JS.Scob.Trojan

I just recieved an email from Department of Homeland Security:

The Despartment of Homeland Security warned Windows users Thursday night about a virus that can infect systems just by visiting a compromised web site. Hackers have been breaking into sites running Microsoft’s IIS web server and appending hidden Javascript to pages. When users visit the page, the Javascript code loads malicious code hosted on a Russian server.

There’s quite a bit of panic over this particular exploit. CERT is telling users to turn off Javascript. “US-CERT recommends that end-users disable JavaScript unless it is absolutely necessary. Users should be aware that any web site, even those that may be trusted by the user, may be affected by this activity and thus contain potentially malicious code.” According to the Internet Storm Center several major sites have been compromised.
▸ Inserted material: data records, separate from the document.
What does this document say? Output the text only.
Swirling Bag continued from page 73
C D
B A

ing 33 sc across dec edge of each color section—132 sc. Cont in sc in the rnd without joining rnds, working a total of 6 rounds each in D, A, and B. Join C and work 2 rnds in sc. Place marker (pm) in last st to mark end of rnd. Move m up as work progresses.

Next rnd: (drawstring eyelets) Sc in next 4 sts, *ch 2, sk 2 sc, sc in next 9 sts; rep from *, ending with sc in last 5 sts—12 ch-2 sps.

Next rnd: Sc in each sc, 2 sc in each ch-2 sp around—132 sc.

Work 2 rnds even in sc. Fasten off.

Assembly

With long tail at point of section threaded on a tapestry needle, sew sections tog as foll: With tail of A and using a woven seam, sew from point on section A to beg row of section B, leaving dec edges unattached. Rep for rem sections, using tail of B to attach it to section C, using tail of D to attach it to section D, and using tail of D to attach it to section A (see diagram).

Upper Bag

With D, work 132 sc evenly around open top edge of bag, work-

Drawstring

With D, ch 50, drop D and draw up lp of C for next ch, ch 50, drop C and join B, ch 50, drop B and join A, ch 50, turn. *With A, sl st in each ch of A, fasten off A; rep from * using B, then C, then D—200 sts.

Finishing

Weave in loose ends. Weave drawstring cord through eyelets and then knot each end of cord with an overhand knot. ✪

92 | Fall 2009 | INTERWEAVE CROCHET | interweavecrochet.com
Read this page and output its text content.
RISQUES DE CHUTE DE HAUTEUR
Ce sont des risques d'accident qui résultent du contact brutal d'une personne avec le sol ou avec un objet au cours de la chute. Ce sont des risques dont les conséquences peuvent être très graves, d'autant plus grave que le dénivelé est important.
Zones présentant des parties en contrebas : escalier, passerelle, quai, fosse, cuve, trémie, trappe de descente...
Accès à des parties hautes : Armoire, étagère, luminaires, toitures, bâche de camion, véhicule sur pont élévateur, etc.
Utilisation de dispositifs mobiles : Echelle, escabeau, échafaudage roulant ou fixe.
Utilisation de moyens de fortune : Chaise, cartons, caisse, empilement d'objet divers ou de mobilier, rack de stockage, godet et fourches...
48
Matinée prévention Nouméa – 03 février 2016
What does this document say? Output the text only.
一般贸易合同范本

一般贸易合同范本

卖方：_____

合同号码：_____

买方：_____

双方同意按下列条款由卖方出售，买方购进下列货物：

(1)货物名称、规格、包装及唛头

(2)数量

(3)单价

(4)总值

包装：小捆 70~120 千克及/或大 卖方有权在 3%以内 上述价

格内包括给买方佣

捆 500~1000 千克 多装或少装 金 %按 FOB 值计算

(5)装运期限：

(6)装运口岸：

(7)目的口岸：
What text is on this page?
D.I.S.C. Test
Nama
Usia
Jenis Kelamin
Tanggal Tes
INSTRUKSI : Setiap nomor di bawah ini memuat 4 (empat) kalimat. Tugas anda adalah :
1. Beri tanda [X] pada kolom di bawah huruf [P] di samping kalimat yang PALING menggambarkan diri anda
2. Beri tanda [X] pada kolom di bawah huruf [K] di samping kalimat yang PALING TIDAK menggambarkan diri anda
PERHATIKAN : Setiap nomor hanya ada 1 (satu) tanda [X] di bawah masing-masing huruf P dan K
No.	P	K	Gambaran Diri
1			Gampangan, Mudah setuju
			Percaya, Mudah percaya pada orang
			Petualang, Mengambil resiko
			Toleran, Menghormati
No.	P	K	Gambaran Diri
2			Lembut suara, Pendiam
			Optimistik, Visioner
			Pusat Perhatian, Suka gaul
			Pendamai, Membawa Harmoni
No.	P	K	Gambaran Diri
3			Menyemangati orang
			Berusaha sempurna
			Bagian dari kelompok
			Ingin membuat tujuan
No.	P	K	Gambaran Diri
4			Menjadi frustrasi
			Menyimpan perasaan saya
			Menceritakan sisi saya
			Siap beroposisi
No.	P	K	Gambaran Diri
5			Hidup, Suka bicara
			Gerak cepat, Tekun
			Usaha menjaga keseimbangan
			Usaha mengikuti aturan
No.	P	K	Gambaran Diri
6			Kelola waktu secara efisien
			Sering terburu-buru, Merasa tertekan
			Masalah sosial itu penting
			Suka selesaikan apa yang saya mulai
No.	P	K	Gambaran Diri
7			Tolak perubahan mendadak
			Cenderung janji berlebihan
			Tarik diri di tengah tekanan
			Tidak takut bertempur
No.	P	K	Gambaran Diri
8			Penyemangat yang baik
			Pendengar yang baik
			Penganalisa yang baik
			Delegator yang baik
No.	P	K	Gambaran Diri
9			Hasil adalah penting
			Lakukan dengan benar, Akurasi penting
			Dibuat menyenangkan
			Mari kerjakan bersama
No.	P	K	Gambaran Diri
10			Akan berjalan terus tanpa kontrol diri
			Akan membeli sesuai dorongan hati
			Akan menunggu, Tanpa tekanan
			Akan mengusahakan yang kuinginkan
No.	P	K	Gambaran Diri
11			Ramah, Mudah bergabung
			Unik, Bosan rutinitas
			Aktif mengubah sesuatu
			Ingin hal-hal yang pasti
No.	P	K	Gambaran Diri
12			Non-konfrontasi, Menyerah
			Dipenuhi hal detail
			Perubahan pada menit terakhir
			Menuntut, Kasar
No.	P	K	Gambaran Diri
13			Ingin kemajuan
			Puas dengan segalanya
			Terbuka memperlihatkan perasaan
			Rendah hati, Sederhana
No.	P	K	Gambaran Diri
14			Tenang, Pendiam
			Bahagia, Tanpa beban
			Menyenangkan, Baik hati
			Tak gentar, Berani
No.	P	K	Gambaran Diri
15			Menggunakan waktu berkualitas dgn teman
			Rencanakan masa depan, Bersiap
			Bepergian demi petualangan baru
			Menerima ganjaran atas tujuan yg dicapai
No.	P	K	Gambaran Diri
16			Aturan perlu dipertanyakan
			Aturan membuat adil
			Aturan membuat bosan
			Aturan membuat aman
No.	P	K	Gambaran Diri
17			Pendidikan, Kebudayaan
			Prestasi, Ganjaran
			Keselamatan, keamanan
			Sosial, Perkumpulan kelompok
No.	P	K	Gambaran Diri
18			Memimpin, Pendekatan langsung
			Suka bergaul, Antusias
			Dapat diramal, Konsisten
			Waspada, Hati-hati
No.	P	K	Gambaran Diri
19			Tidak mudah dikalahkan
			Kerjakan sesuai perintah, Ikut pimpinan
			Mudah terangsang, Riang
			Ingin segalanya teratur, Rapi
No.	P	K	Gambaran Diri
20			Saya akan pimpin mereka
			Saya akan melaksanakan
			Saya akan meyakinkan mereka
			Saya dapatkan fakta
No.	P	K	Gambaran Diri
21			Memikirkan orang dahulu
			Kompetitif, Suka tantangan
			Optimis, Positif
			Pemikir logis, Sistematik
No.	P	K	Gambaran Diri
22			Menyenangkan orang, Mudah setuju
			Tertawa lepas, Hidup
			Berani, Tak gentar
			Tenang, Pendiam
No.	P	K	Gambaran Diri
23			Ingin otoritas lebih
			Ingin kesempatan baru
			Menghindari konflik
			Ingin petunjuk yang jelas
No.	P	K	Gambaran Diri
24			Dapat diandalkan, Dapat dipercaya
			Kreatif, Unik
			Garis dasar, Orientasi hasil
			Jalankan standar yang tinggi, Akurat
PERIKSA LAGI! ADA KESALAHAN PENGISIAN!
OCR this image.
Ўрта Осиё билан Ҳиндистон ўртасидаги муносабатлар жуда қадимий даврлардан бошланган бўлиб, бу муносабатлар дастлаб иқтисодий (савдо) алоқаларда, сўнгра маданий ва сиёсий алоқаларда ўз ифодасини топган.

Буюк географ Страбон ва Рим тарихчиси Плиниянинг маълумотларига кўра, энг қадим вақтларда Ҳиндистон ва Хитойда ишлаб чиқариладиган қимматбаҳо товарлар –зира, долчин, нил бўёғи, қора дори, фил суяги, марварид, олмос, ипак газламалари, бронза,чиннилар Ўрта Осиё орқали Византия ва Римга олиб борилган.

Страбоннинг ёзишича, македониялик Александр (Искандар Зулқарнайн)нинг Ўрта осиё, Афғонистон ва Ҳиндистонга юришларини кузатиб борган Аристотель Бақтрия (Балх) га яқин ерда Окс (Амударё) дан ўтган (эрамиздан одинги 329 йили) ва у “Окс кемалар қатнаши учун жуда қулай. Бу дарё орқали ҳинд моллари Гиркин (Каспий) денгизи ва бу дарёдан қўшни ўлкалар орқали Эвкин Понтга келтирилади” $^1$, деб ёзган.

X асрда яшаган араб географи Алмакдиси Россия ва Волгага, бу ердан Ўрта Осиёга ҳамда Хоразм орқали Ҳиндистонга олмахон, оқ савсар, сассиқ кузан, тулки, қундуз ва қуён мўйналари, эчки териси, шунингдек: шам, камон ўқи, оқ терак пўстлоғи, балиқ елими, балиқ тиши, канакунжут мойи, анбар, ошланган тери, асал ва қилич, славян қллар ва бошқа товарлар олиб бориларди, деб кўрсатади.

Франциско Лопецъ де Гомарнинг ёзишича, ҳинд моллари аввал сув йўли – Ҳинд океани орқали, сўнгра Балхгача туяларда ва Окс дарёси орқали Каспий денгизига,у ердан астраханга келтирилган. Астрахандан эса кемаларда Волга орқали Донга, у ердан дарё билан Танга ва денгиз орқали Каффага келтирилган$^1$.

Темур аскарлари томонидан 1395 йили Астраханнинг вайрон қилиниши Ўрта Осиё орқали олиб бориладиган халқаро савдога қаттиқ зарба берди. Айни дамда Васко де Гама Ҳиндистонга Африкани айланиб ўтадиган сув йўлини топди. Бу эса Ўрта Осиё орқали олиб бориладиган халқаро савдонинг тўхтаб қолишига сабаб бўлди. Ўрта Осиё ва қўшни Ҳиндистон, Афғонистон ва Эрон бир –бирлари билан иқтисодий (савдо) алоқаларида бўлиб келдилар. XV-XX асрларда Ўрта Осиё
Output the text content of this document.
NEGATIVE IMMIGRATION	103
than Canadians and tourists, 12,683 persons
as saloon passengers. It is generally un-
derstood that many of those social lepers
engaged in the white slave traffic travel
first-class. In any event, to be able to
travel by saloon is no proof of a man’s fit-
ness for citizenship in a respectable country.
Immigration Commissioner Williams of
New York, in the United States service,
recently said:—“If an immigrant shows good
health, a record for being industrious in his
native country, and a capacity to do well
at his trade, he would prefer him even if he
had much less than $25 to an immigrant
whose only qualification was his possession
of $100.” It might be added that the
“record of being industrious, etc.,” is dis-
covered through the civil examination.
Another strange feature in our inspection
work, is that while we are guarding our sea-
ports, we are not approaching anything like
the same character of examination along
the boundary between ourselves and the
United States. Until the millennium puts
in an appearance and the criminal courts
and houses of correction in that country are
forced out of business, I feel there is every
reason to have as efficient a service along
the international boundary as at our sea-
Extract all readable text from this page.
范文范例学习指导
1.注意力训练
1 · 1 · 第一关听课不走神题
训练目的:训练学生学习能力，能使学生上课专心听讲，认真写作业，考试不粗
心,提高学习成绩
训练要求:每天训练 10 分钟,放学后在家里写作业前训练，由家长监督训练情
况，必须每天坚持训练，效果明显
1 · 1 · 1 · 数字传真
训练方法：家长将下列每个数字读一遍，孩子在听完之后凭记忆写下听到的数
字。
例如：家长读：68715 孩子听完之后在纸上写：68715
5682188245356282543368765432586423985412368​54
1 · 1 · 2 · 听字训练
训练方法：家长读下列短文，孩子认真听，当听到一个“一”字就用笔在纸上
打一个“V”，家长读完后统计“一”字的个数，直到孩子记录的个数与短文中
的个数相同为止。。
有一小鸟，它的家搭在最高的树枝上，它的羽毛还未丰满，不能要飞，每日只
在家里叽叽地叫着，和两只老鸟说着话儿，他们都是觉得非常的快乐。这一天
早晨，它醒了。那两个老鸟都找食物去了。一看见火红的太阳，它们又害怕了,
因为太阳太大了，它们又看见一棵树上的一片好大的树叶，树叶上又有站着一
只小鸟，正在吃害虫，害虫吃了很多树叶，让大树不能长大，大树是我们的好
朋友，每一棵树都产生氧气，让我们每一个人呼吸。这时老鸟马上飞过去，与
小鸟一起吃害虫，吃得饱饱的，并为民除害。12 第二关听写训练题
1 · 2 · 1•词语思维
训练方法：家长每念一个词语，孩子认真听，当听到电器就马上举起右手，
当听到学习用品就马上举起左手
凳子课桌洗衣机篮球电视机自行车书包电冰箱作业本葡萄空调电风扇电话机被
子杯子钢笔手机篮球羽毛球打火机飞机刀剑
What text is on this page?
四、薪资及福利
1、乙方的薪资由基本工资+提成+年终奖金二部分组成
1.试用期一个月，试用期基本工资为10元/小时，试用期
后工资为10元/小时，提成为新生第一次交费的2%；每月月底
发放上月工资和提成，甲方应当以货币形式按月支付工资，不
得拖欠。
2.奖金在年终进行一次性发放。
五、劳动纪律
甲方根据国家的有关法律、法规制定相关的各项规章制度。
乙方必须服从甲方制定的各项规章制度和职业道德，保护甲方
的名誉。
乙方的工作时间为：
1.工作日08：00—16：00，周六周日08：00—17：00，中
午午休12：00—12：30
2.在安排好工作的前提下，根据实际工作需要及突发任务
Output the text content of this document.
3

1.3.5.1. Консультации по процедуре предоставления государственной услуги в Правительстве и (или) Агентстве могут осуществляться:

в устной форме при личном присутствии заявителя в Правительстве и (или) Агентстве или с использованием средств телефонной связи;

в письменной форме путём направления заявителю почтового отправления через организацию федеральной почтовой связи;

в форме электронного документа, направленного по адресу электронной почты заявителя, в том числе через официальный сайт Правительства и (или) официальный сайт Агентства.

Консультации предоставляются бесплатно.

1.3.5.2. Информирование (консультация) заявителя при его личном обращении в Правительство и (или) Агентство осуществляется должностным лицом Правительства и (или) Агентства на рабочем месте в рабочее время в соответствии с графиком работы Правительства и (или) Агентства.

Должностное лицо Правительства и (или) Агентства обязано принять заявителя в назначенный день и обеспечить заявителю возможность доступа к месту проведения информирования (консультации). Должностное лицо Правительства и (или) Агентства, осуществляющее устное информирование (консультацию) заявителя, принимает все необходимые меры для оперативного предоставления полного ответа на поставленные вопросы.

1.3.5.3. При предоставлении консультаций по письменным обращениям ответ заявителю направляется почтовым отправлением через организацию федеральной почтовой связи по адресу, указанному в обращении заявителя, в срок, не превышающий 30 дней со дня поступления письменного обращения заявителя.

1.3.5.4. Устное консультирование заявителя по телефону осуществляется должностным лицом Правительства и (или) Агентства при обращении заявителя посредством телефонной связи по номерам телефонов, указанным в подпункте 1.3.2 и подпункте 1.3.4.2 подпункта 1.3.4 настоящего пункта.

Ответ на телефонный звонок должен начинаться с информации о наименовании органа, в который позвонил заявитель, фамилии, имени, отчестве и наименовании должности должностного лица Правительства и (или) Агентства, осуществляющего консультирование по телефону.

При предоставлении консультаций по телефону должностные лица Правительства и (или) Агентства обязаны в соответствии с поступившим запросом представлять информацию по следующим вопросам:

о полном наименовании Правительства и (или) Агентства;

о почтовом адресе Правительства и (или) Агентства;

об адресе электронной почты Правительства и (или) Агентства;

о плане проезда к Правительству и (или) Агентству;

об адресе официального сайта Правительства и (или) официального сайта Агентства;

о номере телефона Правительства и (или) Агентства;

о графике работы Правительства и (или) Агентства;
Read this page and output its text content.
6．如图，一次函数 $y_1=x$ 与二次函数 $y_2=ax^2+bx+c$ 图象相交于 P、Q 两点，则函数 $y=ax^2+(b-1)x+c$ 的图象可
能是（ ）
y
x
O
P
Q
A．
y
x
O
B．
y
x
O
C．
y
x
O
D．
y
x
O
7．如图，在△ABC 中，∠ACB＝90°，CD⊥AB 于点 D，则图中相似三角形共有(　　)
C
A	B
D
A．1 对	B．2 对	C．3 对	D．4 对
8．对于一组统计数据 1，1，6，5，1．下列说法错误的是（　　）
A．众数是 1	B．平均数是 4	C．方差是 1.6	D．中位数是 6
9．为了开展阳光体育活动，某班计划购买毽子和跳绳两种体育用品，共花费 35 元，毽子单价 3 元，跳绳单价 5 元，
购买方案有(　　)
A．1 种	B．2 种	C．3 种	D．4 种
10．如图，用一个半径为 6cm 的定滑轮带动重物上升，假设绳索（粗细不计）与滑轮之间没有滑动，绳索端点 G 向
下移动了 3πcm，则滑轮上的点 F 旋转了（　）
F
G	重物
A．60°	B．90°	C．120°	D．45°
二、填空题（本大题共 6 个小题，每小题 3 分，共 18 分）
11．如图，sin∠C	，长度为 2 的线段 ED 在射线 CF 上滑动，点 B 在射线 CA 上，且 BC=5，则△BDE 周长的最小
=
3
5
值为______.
There is currently no patch for the exploit, however you should update your anti-virus software immediately. Most AV software will detect the infection as the JS.Scob.Trojan.

Should you stay off the net today? CNET quotes Brent Houlihan, chief technology officer of NetSec, “I told my wife, unless it is absolutely necessary and unless you are going to a site like our banking site, stay off the Internet right now.”

Or use Mozilla. Or Firefox. Or Opera. Or Safari. Or anything but Internet Explorer. And by the way, IIS ain’t such a hot idea either.

Does anyone know anything about this trojan named JS.Scob.Trojan? Any and all help would be appreciated/

“JS.Scob.Trojan” was called by Symantec, isn’t it ?

ITmedia (in Japanese) is recommending IE users to get “MS04-013” and to turn JavaScript off.

I think “Opera” has a security hole on its address bar.

As always, the moral of the story seems to be keep your winOS up to date (or don’t use IE, OE, etc.) with regular visits to windows update.

The MS security bulletin Iso-G refers to is in fact a cumulative update for Outlook Express.

Microsoft Security Bulletin MS04-013
Cumulative Security Update for Outlook Express (837009). You can check for this update on your system.

http://www.microsoft.com/technet/security/bulletin/ms04-013.mspx

Does anyone know if it has been added to the VPS database. See earlier post for more information.

I have read the news again. I knew I misunderstood it.

That news says :
The Windows user performs Windows Update, and applies the newest patch also including MS 04-013.

Thank you very much, DavidR. :wink:

Another (“Internet Watch”) was found. It says :
According to Microsoft, it is supposed that it will be infected by “Download.Ject” when Windows 2000, on which IIS is operating, has not been applied the security correction program “MS 04-011”. - (abbreviation) -
When the files of “Kk32.dll” and “Surf.dat” are found by searching, it is supposed that doubt of infection by “Download.Ject” is high.

I hope VPS updating earlier.

I am so glad I use Firefox instead of IE, wheew!